Essay sample library > A Woman’s Place in Society Explored in Marge Piercy’s Barbie Doll

A Woman’s Place in Society Explored in Marge Piercy’s Barbie Doll

2024-01-16 15:02:07

Marge Piercy's poem "Barbie Doll (1969)" depicts the life of a girl who is a victim of social beauty. Marge Piercy is a famous social activist who uses this poem to focus on the serious problems confronted by young women in society. In the first section, the author started a poem by introducing a little girl. In the first line of poetry, Pierce suggested to small girls to think like other ordinary girls. "This girl was born as usual" (line 1). Then she continued to say that the child was given Barbie dolls with accessories as other young girls said.

Barbie is a model woman? The generation has played this doll for a long time and many people want to be like her: party girls, professional women and beauty queen are all integrated. In the poem entitled "Barbie" by Marge Piercy, the title tells the theme of that poem.
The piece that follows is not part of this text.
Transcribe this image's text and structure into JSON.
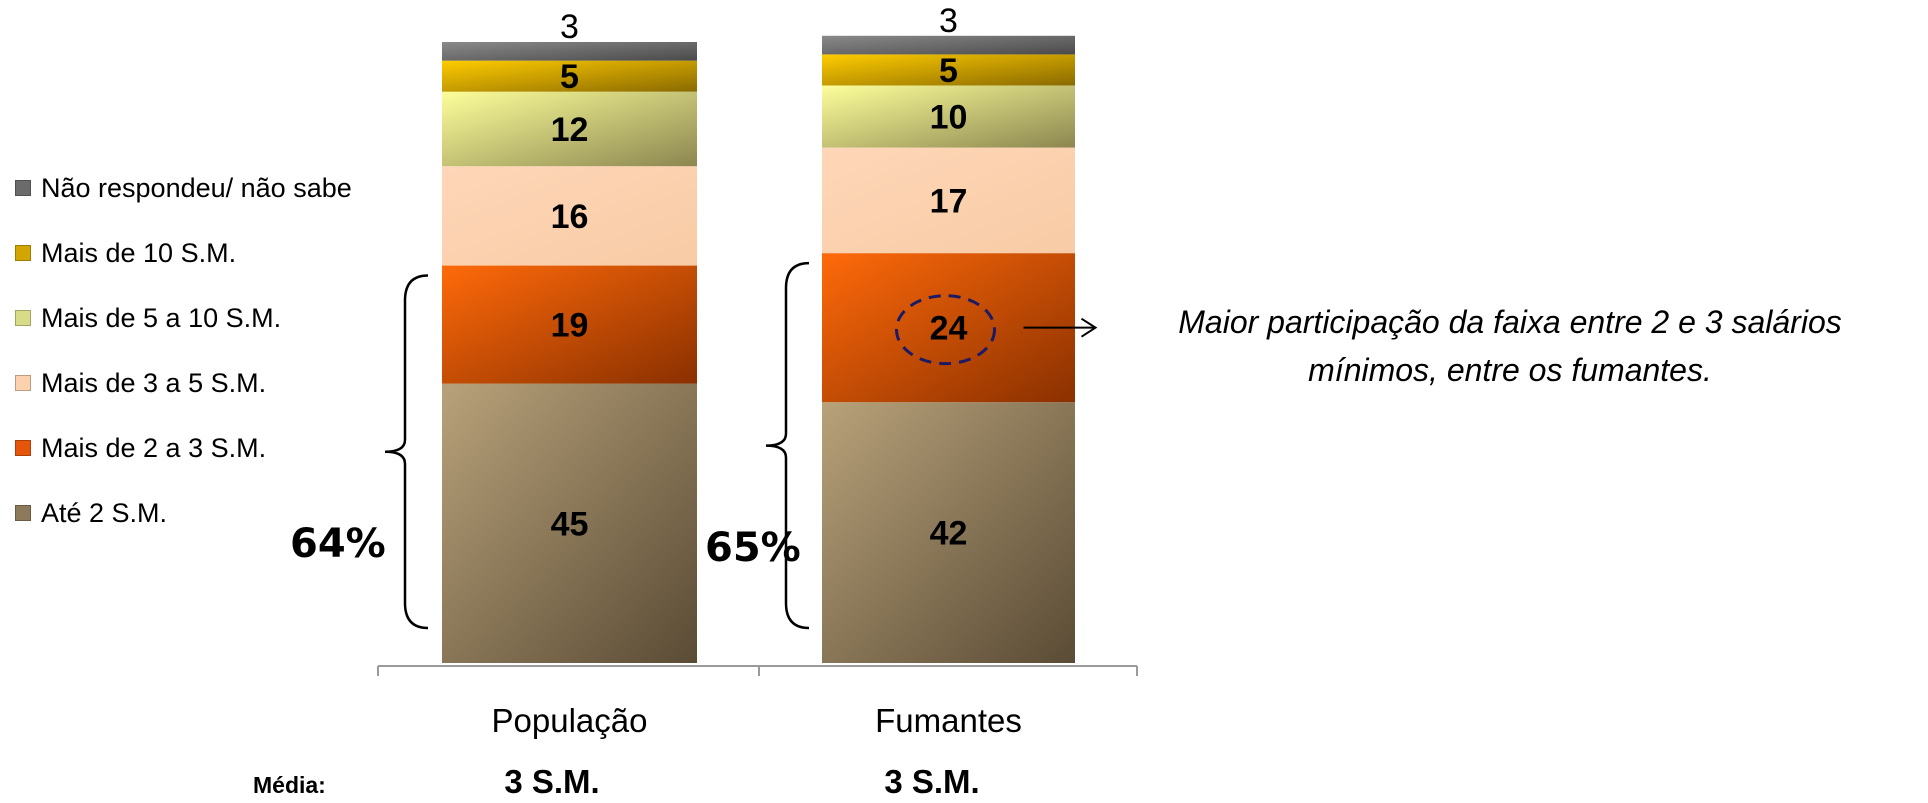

In other words, girls are caught by the definition of behavior and beauty of women in the narrow sense of society after all. When Pierce compares women in poetry with Barbie, she revealed the irony of the title.

In Barbie's verse, the author Marge Piercy believes that American Barbie is usually a "perfect" woman. This makes people laugh for appearance reasons, expecting Barbie-like images. This doll symbolizes what a woman should be and what he is fighting for. Barbie makes me misunderstand the children when I was young, I feel pressure to act by looking at this unrealistic image. When thinking about the word Barbie, people often think about her unrealistic figure - plump waist, thin thighs, long legs - though less than 2% of American women want to reach this level It is. Does not everyone want to be all this? As we grow we recognize that it is unrealistic and unachievable, but as a child and as a young adult it may make girls around the world mislead.

The two poems of Marge Piercy's "Barbie Doll" and Sylvia Plath's "mirror" are all teaching methods of poetry. Each of them is designed to teach moral and moral lessons; society enforces women to abide by perfect misunderstanding standards. When reading Barbie, this problem can best be reflected in the girl's unfair determination to break her 'big nose and obesity foot' to make perfection. In "Mirror" this is best reflected in the last few lines of this verse; "In me, an old woman came to her like a terrible fish everyday." Negative feelings related to female aging, and how it affects her ugliness

The two verses "Barbie" and "Mirror" use literary terminology to prove that society has a negative impact on women's own perceptions. The theme of "Barbie" is that women's view of society is not perfect. The theme of "mirror" is a flaw in women. Both Perge and Sylvia Plath use literary terminology directly as a theme for poetry, symbolism and satire.